Il percorso avviato nel 2019, dalla conversione dei fondi destinati alla gadgetistica natalizia ai successivi stanziamenti di 35 e poi 50 euro pro capite, ha consolidato lo strumento senza risolvere il problema della sua sostenibilità. Alla luce dell’andamento del mercato assicurativo, queste cifre non bastano più.

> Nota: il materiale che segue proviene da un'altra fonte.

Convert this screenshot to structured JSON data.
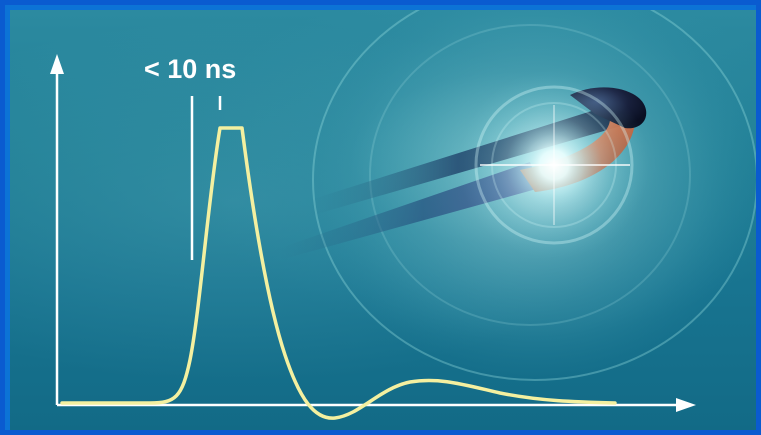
{
  "diagram": {
    "pulse_width_label": "< 10 ns"
  },
  "colors": {
    "background": "#1f7e95",
    "border": "#0a5bd0",
    "pulse_curve": "#f4f0a0",
    "axes": "#ffffff"
  },
  "icons": [
    "fiber-optic-probe-icon",
    "light-flash-icon"
  ]
}
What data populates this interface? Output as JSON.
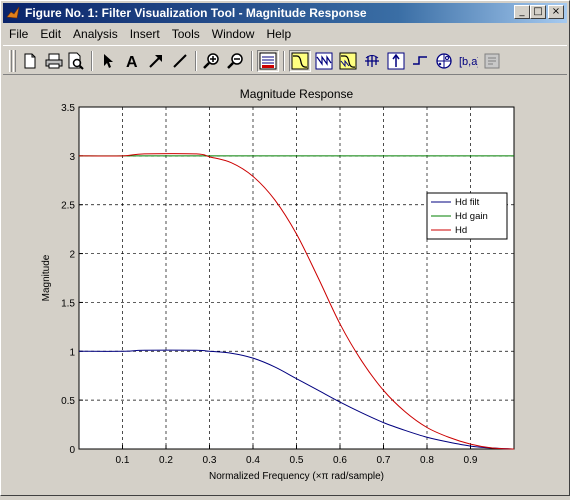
{
  "window": {
    "title": "Figure No. 1: Filter Visualization Tool - Magnitude Response",
    "controls": [
      "_",
      "□",
      "×"
    ]
  },
  "menu": [
    "File",
    "Edit",
    "Analysis",
    "Insert",
    "Tools",
    "Window",
    "Help"
  ],
  "toolbar": {
    "buttons": [
      "new-icon",
      "print-icon",
      "print-preview-icon",
      "select-arrow-icon",
      "text-icon",
      "arrow-icon",
      "line-icon",
      "zoom-in-icon",
      "zoom-out-icon",
      "filter-specs-icon",
      "magnitude-response-icon",
      "phase-response-icon",
      "magnitude-phase-icon",
      "group-delay-icon",
      "impulse-response-icon",
      "step-response-icon",
      "pole-zero-icon",
      "coefficients-icon",
      "filter-info-icon"
    ]
  },
  "chart_data": {
    "type": "line",
    "title": "Magnitude Response",
    "xlabel": "Normalized Frequency  (×π rad/sample)",
    "ylabel": "Magnitude",
    "xlim": [
      0,
      1
    ],
    "ylim": [
      0,
      3.5
    ],
    "xticks": [
      "0.1",
      "0.2",
      "0.3",
      "0.4",
      "0.5",
      "0.6",
      "0.7",
      "0.8",
      "0.9"
    ],
    "yticks": [
      "0",
      "0.5",
      "1",
      "1.5",
      "2",
      "2.5",
      "3",
      "3.5"
    ],
    "grid": true,
    "legend_position": "right",
    "series": [
      {
        "name": "Hd filt",
        "color": "#00007f",
        "x": [
          0,
          0.1,
          0.15,
          0.27,
          0.3,
          0.35,
          0.4,
          0.45,
          0.5,
          0.55,
          0.6,
          0.65,
          0.7,
          0.75,
          0.8,
          0.85,
          0.9,
          0.95,
          1.0
        ],
        "y": [
          1.0,
          1.0,
          1.01,
          1.01,
          1.0,
          0.98,
          0.93,
          0.84,
          0.72,
          0.6,
          0.48,
          0.37,
          0.27,
          0.19,
          0.12,
          0.07,
          0.03,
          0.01,
          0.0
        ]
      },
      {
        "name": "Hd gain",
        "color": "#007f00",
        "x": [
          0,
          1
        ],
        "y": [
          3.0,
          3.0
        ]
      },
      {
        "name": "Hd",
        "color": "#cc0000",
        "x": [
          0,
          0.1,
          0.15,
          0.27,
          0.3,
          0.35,
          0.4,
          0.45,
          0.5,
          0.55,
          0.6,
          0.65,
          0.7,
          0.75,
          0.8,
          0.85,
          0.9,
          0.95,
          1.0
        ],
        "y": [
          3.0,
          3.0,
          3.02,
          3.02,
          2.99,
          2.93,
          2.79,
          2.55,
          2.2,
          1.75,
          1.28,
          0.9,
          0.6,
          0.38,
          0.22,
          0.12,
          0.05,
          0.01,
          0.0
        ]
      }
    ]
  }
}
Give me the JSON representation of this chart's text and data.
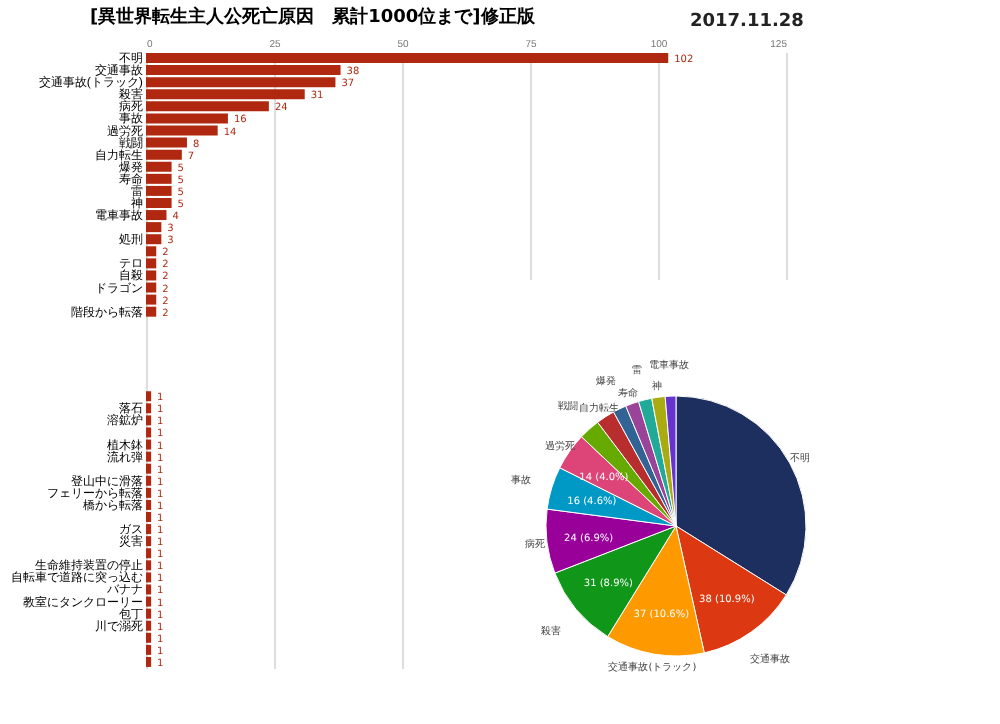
{
  "chart_data": [
    {
      "type": "bar",
      "orientation": "horizontal",
      "title": "[異世界転生主人公死亡原因　累計1000位まで]修正版",
      "annotations": [
        "2017.11.28"
      ],
      "color": "#b0280f",
      "data_labels": true,
      "grid": "x",
      "xlim": [
        0,
        125
      ],
      "xticks": [
        0,
        25,
        50,
        75,
        100,
        125
      ],
      "categories": [
        "不明",
        "交通事故",
        "交通事故(トラック)",
        "殺害",
        "病死",
        "事故",
        "過労死",
        "戦闘",
        "自力転生",
        "爆発",
        "寿命",
        "雷",
        "神",
        "電車事故",
        null,
        "処刑",
        null,
        "テロ",
        "自殺",
        "ドラゴン",
        null,
        "階段から転落",
        null,
        null,
        null,
        null,
        null,
        null,
        null,
        "落石",
        "溶鉱炉",
        null,
        "植木鉢",
        "流れ弾",
        null,
        "登山中に滑落",
        "フェリーから転落",
        "橋から転落",
        null,
        "ガス",
        "災害",
        null,
        "生命維持装置の停止",
        "自転車で道路に突っ込む",
        "バナナ",
        "教室にタンクローリー",
        "包丁",
        "川で溺死",
        null,
        null,
        null
      ],
      "values": [
        102,
        38,
        37,
        31,
        24,
        16,
        14,
        8,
        7,
        5,
        5,
        5,
        5,
        4,
        3,
        3,
        2,
        2,
        2,
        2,
        2,
        2,
        null,
        null,
        null,
        null,
        null,
        null,
        1,
        1,
        1,
        1,
        1,
        1,
        1,
        1,
        1,
        1,
        1,
        1,
        1,
        1,
        1,
        1,
        1,
        1,
        1,
        1,
        1,
        1,
        1
      ]
    },
    {
      "type": "pie",
      "categories": [
        "不明",
        "交通事故",
        "交通事故(トラック)",
        "殺害",
        "病死",
        "事故",
        "過労死",
        "戦闘",
        "自力転生",
        "爆発",
        "寿命",
        "雷",
        "神",
        "電車事故"
      ],
      "values": [
        102,
        38,
        37,
        31,
        24,
        16,
        14,
        8,
        7,
        5,
        5,
        5,
        5,
        4
      ],
      "colors": [
        "#1c2f5f",
        "#dc3912",
        "#ff9900",
        "#109618",
        "#990099",
        "#0099c6",
        "#dd4477",
        "#66aa00",
        "#b82e2e",
        "#316395",
        "#994499",
        "#22aa99",
        "#aaaa11",
        "#6633cc"
      ],
      "value_labels": [
        null,
        "38 (10.9%)",
        "37 (10.6%)",
        "31 (8.9%)",
        "24 (6.9%)",
        "16 (4.6%)",
        "14 (4.0%)",
        null,
        null,
        null,
        null,
        null,
        null,
        null
      ]
    }
  ]
}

La linea di ASPMI è chiara: il finanziamento va elevato a 120 euro per ciascun militare, per garantire una protezione effettiva.
Il pacchetto comprende già la tutela legale e la responsabilità civile, senza costi a carico del personale, con una quota di 25 euro finanziata per il quadriennio 2026-2029. L’obiettivo è rendere tali tutele stabili e permanenti, inserendole strutturalmente nel pacchetto della specificità militare, in linea con quanto preannunciato dal ministro della Difesa Guido Crosetto nel documento programmatico. Per ASPMI, il costo delle coperture deve essere sostenuto interamente dal bilancio dello Stato: il personale non deve rimetterci un solo euro.
Siamo in prima linea per superare soluzioni temporanee e stanziamenti insufficienti. Ora serve un intervento immediato del Governo: gli impegni devono tradursi in risorse certe e tutele durature.